# Deciding on a new ride



## Puck it (Aug 30, 2015)

Down to two

2014Pivot Firebird for $2900
Specs
*2014 PIVOT FIREBIRD XT 27.5 MTB IN LARGE*
*ALUMINUM, 32.65 POUNDS AS PICTURED*
*FOX 34 FLOAT FIT/CTD SUSPENSION FORK WITH 160MM TRAVEL KASHIMA COAT*
* FOX FLOAT CTD REAR SHOCK WITH KASHIMA COAT*
*SHIMANO DEORE XT 32/24 CRANKSET 175MM, HG81 11-36 10 SPEED CASSETTE*
*SHIMANO DEORE XT 2 X 10 SPEED SHIFTERS, BRAKES, AND LEVERS WITH 180 ROTORS*
*PHOENIX CARBON RISER BAR, FSA GRAVITY GAP STEM*
*KS LEV DROPPER SEATPOST WITH REMOTE ADJUST, PIVOT/WTB VIGO RACE SADDLE*
*DT SWISS XM401 RIMS WITH 350 HUBS*
*MAXXIS HIGHROLLER 2 27.5" X 2.30" TIRES WITH 100% TREAD*


​or 

a slightly used 2015Pivot Mach 6 for $3350

Specs

There is a MINT CONDITION PIVOT 2015 MACH6 CARBON........ no more than 10 rides on it!
With extra parts

THE ULTIMATE MACHINE!!!

NO scratches on frame, fork !!!!

BRAND NEW DT M1900 wheelset with new Maxxis High ROLLER tires

http://www.dtswiss.com/Wheels/MTB-Wheels/M-1900-Spline-27-5

There is the parts list

FOX FLOAT X CTD rear shock

FOX 36 Kashima

Enve DH Handlebar

AVID GUIDE RS with 180mm rotors

Crank XT 1x10 30t

shifter and derailleur XT

One up gear 42t

ODI grip Gwin Edition

Tires SPecialized

Truvatic alu seat post 

Come With extra parts 2x10 gear... front XT dérailleur and shifter


Help me decide!


----------



## BackLoafRiver (Aug 30, 2015)

The Mach 6, hands down! The 36 makes it worth the extra cash but the extra parts you could easily sell and recoup some of the cash. 

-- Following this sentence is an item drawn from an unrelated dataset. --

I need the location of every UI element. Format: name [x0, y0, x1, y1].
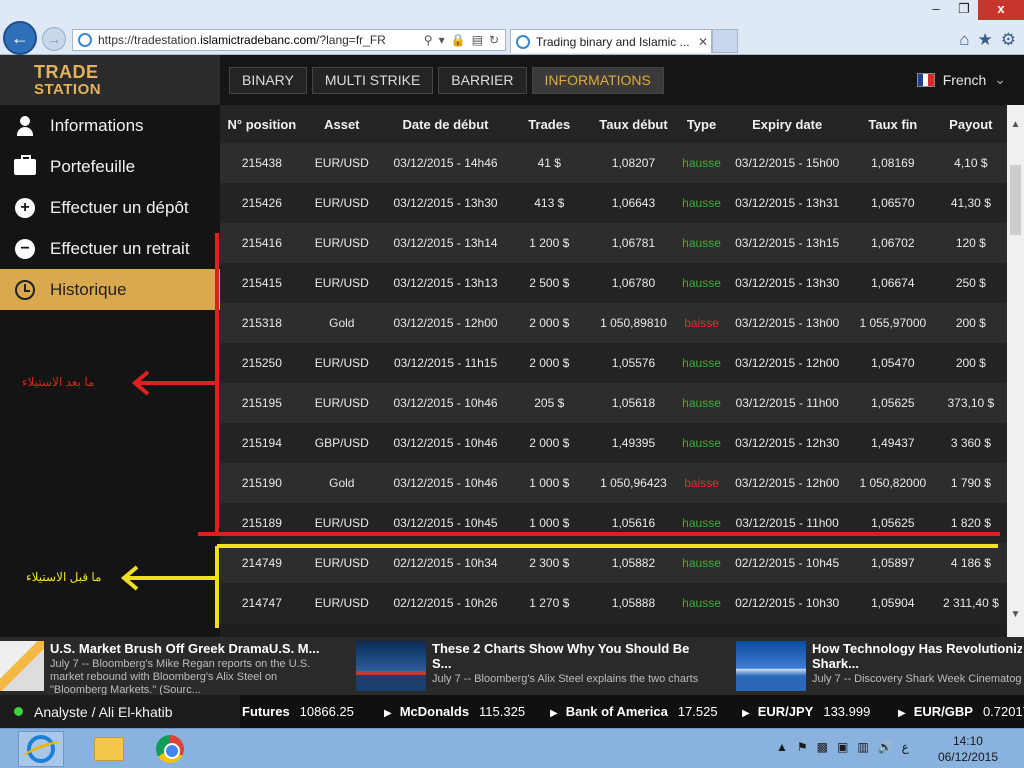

Sent from my iPhone using AlpineZone


----------



## bvibert (Aug 31, 2015)

I'd be leaning towards the Mach 6 myself.  Check the build though.  Seems like kind of a mish mosh of parts.


----------



## Puck it (Aug 31, 2015)

bvibert said:


> I'd be leaning towards the Mach 6 myself.  Check the build though.  Seems like kind of a mish mosh of parts.


  It was a custom build.  HE has Enve wheels on it now but wanta another $1100 with those on it.  He is a bike mechanic


----------



## bvibert (Aug 31, 2015)

Puck it said:


> It was a custom build.  HE has Enve wheels on it now but wanta another $1100 with those on it.  He is a bike mechanic



Sounds good then, especially if you trust the guy.


----------



## Puck it (Aug 31, 2015)

bvibert said:


> Sounds good then, especially if you trust the guy.


Seems like a trust worthy guy from his sales. 


BTW - Pivot is coming out with an Al frame for the Mach 6


----------



## Highway Star (Aug 31, 2015)




----------



## Puck it (Aug 31, 2015)

Highway Star said:


>


It fits you.


----------



## Highway Star (Sep 8, 2015)

Did you buy it yet?  Seems like it would really work for you.


----------